Waltraud hatte eine ganz gute Kindheit gehabt, aber sie war die jüngste unter vier Schwestern. Sie war in Buxtehude aufgewachsen und hatte es immer schwer gehabt, sich gegen ihre Schwestern durchzusetzen. Sie führte einen ständigen Kampf. Sie lernte aber dadurch, sich durchzusetzen und das half ihr in ihrem späteren Berufsweg. Trotzdem genoss sie die Zeit, als sie mit ihrer Mutter allein war. Eigentlich hatte sie nichts von ihr gehabt, als ihre Schwestern noch zu Hause waren.

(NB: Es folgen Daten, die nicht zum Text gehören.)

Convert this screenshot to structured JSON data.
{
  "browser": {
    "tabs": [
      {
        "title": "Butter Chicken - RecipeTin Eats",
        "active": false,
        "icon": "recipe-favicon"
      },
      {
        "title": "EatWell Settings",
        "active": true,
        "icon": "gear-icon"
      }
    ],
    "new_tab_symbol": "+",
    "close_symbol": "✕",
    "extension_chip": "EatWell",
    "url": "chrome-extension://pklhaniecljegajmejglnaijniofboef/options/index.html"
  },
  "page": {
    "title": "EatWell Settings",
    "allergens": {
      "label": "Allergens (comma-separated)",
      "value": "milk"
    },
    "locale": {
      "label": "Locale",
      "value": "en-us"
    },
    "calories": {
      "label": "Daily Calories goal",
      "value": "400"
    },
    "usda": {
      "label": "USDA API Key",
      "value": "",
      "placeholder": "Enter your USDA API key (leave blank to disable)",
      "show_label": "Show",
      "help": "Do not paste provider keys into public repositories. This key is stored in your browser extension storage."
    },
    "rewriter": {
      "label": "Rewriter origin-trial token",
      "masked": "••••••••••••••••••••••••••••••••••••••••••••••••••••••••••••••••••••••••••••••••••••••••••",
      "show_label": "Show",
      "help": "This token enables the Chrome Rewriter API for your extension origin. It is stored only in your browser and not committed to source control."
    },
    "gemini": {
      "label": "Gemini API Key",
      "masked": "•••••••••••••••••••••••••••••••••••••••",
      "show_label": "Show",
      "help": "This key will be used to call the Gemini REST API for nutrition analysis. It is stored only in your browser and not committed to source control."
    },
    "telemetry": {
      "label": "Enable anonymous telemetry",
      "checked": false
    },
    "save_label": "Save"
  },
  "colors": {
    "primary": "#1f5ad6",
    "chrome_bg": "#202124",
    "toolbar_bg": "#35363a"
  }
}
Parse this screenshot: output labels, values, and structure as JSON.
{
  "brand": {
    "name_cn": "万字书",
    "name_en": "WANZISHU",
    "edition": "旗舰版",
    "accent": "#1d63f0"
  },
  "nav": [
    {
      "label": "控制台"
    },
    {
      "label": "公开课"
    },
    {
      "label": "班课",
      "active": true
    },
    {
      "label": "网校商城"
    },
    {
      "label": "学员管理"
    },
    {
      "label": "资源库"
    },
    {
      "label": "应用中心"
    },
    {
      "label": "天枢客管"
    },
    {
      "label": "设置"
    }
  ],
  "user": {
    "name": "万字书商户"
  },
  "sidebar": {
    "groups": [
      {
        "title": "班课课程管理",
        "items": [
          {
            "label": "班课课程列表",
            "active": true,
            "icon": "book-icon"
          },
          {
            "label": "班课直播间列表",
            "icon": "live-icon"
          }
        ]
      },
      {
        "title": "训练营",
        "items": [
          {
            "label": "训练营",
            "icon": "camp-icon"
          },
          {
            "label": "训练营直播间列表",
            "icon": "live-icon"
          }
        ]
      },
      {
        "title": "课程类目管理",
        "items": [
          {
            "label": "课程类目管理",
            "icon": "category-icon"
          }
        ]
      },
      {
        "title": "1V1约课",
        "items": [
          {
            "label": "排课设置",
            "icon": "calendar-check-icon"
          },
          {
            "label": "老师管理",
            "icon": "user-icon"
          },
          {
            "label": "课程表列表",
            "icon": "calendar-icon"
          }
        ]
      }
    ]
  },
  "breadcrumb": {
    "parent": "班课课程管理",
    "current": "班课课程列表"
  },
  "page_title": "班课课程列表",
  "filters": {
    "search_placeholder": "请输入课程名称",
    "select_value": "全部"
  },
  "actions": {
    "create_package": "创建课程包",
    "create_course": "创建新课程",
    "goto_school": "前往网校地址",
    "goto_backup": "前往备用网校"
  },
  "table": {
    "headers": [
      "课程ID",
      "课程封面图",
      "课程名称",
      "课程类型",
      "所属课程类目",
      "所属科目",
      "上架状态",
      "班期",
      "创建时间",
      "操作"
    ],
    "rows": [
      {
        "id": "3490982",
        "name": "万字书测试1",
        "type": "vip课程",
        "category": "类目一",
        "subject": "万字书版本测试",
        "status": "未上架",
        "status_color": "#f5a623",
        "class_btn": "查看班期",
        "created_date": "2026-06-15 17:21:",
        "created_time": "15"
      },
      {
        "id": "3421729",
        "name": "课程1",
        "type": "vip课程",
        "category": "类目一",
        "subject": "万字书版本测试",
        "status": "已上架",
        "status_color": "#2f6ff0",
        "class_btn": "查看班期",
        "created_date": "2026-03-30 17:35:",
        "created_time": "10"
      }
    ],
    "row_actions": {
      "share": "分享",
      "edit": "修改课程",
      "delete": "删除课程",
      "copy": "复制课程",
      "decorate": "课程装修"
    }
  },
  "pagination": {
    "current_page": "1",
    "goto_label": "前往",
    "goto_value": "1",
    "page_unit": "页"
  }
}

Dann war sie aber die Nummer Eins. Sie hatte so eine enge Bindung zu ihrer Mutter, dass es ihr wehtat, als sie das erste Mal allein wohnte. Sie wollte immer in ihrer Nähe sein. Nun war sie aber schon seit über einem halben Jahr nicht mehr bei ihr gewesen. Der Stress mit der Trennung hatte ihr sehr stark zugesetzt und sie hatte den Kopf voll. Sie nahm sich aber ganz stark von Herzen vor, irgendwann in der nächsten Zeit mal mit den Kindern dort hinzufahren. Ihre Mutter würde bestimmt nach Maximilian fragen, und versuchen, die beiden wieder zusammenzubringen, mit gutem Zureden. Waltraud wollte es aber nicht, da sie ihm das mit dem Geld nicht verzeihen konnte und auch seinen Anblick und das heruntergekommene Haus nicht ertragen konnte. Erst wenn Maximilian einen Alkoholentzug machte, würde sie ihn wiedersehen wollen. Vorher war daran nicht zu denken. Sie konnte es nicht ertragen wenn er trank und war immer noch sauer auf ihn, wegen dem ganzen verlorenen Geld. Außerdem sollten Peter und Jochen ihren Vater nicht so sehen. Es hatte ja schon genügt, dass sie das damals alles mitbekommen hatten. Ein zweites Mal wollte sie es ihren Kindern nicht antun. Zwar war das Leben grundsätzlich angenehmer, da Waltraud ihren Arbeitsplatz hatte, bei dem sie alle kannte, und auch Peter und Jochen hatten ihre Freunde und die Schule, aber das Elend um Maximilian war zu groß. Er war ein schlechter Einfluss für die Kinder, denn vielleicht hätten sie dann eines Tages auch mit dem Trinken angefangen. Er kümmerte sich kurz vor der Trennung auch nicht mehr um sie, sondern saß nur auf dem Sofa und trank eine Flasche Bier nach der anderen. Das ging nicht mehr!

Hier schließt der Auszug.